Cultural appropriation is the “adoption of the elements of one culture by members of another culture,” according to James Young in his book Cultural Appropriation and the Arts. Culture, which should be something that brings people together to learn about and love each other, has now been taken by the left as something that should divide.
Cultural appropriation comes from emotion and a deep connection to history. It’s a power statement from one group to another in which one group says they are higher than the other. This is seen when group one says that group two can’t do the things that group one does. But pulling such power statements doesn’t solve any problems, instead, it actually creates more, because it divides the groups rather than unites them.
All cultures are influenced by other cultures and therefore nothing is truly original about any culture.
Miley Cyrus, Scarlett Johansson, Jeremy Lin and other celebrities have been accused of cultural appropriation.
When Katy Perry, in 2013, performed a “geisha-inspired act” at the American Music Awards, the politically-correct police came out and told her that she was culturally appropriating Japanese culture.
But was Katy Perry dressing-up as a geisha really so bad? Apparently, to Japanese people, not really.
A video done by That Japanese Man Yuta on YouTube, asked Japanese citizens whether or not they were offended by the performance. Most of the Japanese citizens in the video stated that they thought “it was amazing” and that they “wished more people would do it.” One woman stated in the video that she thought it was wonderful because people would be exposed to Japanese culture and learn to appreciate it.
“It’s a sweet sentiment that people represent the culture and they shouldn’t be ashamed by wanting to appreciate it,” says Aiona Butters, a senior communication major.
America is a melting pot of cultural appropriation because this country was built around merging cultures into what we call “American.” The great part of living in such a diverse country is that people get to share each other’s culture, food, music, clothing, stories and history.

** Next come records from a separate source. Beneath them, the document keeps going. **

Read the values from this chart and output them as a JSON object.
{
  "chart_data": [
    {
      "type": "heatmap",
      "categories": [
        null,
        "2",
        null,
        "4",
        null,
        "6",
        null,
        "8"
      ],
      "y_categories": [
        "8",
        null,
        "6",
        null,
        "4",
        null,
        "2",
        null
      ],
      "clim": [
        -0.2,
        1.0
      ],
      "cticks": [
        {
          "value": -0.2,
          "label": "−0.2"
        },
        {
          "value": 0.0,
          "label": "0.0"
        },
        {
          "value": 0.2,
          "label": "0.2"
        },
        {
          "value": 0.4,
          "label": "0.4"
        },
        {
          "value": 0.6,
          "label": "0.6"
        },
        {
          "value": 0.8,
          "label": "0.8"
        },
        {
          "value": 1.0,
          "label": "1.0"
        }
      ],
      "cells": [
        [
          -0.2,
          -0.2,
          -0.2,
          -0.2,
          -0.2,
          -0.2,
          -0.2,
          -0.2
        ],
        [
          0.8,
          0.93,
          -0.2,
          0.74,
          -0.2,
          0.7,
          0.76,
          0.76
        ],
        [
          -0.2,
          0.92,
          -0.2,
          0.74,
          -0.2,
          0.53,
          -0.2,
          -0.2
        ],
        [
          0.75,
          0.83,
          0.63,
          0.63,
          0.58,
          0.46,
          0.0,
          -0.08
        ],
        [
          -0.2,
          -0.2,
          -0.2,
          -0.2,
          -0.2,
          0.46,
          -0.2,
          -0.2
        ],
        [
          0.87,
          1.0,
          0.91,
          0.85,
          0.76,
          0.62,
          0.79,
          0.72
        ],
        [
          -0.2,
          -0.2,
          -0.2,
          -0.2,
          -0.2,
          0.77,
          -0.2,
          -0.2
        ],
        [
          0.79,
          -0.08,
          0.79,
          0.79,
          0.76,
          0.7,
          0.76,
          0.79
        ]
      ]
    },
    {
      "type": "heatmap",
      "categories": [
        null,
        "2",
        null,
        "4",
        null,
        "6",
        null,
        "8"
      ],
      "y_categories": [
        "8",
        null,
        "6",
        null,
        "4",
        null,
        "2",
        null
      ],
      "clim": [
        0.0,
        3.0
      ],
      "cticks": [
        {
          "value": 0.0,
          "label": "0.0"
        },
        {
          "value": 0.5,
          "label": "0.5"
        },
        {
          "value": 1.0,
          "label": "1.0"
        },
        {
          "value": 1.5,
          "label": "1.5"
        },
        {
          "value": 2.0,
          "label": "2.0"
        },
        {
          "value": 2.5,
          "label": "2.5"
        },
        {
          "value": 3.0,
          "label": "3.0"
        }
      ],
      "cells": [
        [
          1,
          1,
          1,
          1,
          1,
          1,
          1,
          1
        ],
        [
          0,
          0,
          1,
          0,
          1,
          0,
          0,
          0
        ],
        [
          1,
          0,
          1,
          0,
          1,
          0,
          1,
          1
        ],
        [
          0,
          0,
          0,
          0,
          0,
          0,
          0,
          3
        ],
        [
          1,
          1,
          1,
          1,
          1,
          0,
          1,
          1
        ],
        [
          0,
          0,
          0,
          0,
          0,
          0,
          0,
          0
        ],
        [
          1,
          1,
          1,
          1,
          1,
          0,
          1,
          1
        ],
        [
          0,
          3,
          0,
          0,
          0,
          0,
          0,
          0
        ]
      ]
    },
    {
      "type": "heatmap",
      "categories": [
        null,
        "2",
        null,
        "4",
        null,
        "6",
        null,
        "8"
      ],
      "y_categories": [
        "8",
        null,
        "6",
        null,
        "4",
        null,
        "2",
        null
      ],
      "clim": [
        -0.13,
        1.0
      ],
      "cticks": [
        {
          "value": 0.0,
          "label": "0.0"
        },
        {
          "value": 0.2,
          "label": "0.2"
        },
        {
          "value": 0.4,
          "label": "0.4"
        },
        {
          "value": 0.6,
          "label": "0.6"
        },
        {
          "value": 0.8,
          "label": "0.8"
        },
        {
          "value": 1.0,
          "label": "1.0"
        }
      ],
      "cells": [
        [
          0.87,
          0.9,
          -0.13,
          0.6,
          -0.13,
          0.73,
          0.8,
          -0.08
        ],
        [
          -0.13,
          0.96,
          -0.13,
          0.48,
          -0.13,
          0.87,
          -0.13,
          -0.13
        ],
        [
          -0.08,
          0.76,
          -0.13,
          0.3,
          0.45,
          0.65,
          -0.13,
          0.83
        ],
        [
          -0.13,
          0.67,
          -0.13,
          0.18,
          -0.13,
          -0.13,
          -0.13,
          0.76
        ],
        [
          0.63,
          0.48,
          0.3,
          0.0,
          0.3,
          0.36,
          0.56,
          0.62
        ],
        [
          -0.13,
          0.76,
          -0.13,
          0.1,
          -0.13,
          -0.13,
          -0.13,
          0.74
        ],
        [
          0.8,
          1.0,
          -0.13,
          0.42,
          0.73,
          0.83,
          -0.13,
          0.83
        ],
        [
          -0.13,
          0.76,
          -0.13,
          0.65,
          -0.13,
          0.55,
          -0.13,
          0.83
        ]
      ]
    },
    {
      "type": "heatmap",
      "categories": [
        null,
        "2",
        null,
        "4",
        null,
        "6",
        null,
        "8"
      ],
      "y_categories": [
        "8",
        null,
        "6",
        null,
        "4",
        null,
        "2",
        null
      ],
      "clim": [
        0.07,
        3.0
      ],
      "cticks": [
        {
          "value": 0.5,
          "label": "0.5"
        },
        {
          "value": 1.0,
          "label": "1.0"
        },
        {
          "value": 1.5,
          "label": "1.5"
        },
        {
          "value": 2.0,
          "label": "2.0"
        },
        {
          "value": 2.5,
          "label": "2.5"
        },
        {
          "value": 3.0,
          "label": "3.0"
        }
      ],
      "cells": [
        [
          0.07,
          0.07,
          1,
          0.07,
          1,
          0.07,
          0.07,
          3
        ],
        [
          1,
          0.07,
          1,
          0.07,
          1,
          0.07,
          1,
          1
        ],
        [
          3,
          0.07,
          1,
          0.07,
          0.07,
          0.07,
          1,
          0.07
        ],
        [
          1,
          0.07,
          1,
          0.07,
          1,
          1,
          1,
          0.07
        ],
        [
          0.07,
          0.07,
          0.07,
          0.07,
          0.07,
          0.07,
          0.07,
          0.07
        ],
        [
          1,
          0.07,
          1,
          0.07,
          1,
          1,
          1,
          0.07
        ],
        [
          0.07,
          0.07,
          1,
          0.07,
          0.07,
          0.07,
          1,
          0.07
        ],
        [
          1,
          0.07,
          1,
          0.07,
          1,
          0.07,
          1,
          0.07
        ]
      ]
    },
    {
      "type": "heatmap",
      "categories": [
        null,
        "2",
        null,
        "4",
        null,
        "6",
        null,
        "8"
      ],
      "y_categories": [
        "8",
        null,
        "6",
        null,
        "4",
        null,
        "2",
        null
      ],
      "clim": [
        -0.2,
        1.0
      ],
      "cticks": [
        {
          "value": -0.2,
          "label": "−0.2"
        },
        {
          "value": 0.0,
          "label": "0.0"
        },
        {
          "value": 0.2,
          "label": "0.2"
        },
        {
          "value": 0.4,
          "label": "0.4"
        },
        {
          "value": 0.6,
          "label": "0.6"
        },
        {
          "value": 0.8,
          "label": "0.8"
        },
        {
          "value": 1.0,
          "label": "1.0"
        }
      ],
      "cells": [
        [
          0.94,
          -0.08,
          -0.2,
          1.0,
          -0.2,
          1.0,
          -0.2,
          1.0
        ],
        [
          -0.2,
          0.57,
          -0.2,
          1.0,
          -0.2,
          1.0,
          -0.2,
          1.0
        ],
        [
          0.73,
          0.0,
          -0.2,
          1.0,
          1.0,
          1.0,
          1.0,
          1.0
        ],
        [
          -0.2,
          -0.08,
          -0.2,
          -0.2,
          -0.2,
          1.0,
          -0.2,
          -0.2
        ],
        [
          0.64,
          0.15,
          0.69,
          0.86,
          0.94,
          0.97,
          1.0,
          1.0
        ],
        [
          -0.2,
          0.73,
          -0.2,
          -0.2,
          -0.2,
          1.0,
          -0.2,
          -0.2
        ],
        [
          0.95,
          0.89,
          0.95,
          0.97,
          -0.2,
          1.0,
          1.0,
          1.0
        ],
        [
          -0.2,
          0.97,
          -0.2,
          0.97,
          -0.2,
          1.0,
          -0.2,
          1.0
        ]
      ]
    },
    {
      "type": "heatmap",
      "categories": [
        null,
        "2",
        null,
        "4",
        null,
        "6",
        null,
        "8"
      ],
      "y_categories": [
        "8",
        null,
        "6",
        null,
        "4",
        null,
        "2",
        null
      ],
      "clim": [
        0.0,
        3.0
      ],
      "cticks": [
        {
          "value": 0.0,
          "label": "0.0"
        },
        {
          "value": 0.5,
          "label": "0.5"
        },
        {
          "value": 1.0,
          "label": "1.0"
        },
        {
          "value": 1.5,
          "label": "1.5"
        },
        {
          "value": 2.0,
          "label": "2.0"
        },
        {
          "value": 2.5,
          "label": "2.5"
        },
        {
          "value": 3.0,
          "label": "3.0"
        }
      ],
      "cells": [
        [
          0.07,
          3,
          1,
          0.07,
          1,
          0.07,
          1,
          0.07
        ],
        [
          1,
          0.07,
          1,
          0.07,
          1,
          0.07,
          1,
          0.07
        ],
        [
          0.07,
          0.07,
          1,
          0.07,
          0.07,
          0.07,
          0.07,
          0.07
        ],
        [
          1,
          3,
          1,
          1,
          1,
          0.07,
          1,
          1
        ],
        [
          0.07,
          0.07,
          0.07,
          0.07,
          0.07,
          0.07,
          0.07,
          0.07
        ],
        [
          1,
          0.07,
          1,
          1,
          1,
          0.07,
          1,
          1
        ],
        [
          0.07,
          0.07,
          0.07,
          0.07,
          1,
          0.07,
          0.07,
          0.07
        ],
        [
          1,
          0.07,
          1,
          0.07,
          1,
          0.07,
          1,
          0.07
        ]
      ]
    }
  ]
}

Americans should appreciate other cultures, learn about them, and want to be a part of them. The past is the past, and we should learn to move on. Historically, certain cultures have been marginalized and hurt and to this day still are. Yes, there always needs to be improvement, but people can’t do that by constantly pointing fingers and pushing others away. It’s easier to make friends than enemies, and yet all the left wants to do is create enemies with each group.
It is racist to limit someone of a different race from doing one thing because they don’t belong to that race. That’s real racism, and it’s happening in this country.
So is cultural appropriation bad? Maybe, or maybe not. But what people in certain cultures should do is not be so exclusive with their cultures, but rather learn to share and love others, in order to create a more unified society and country.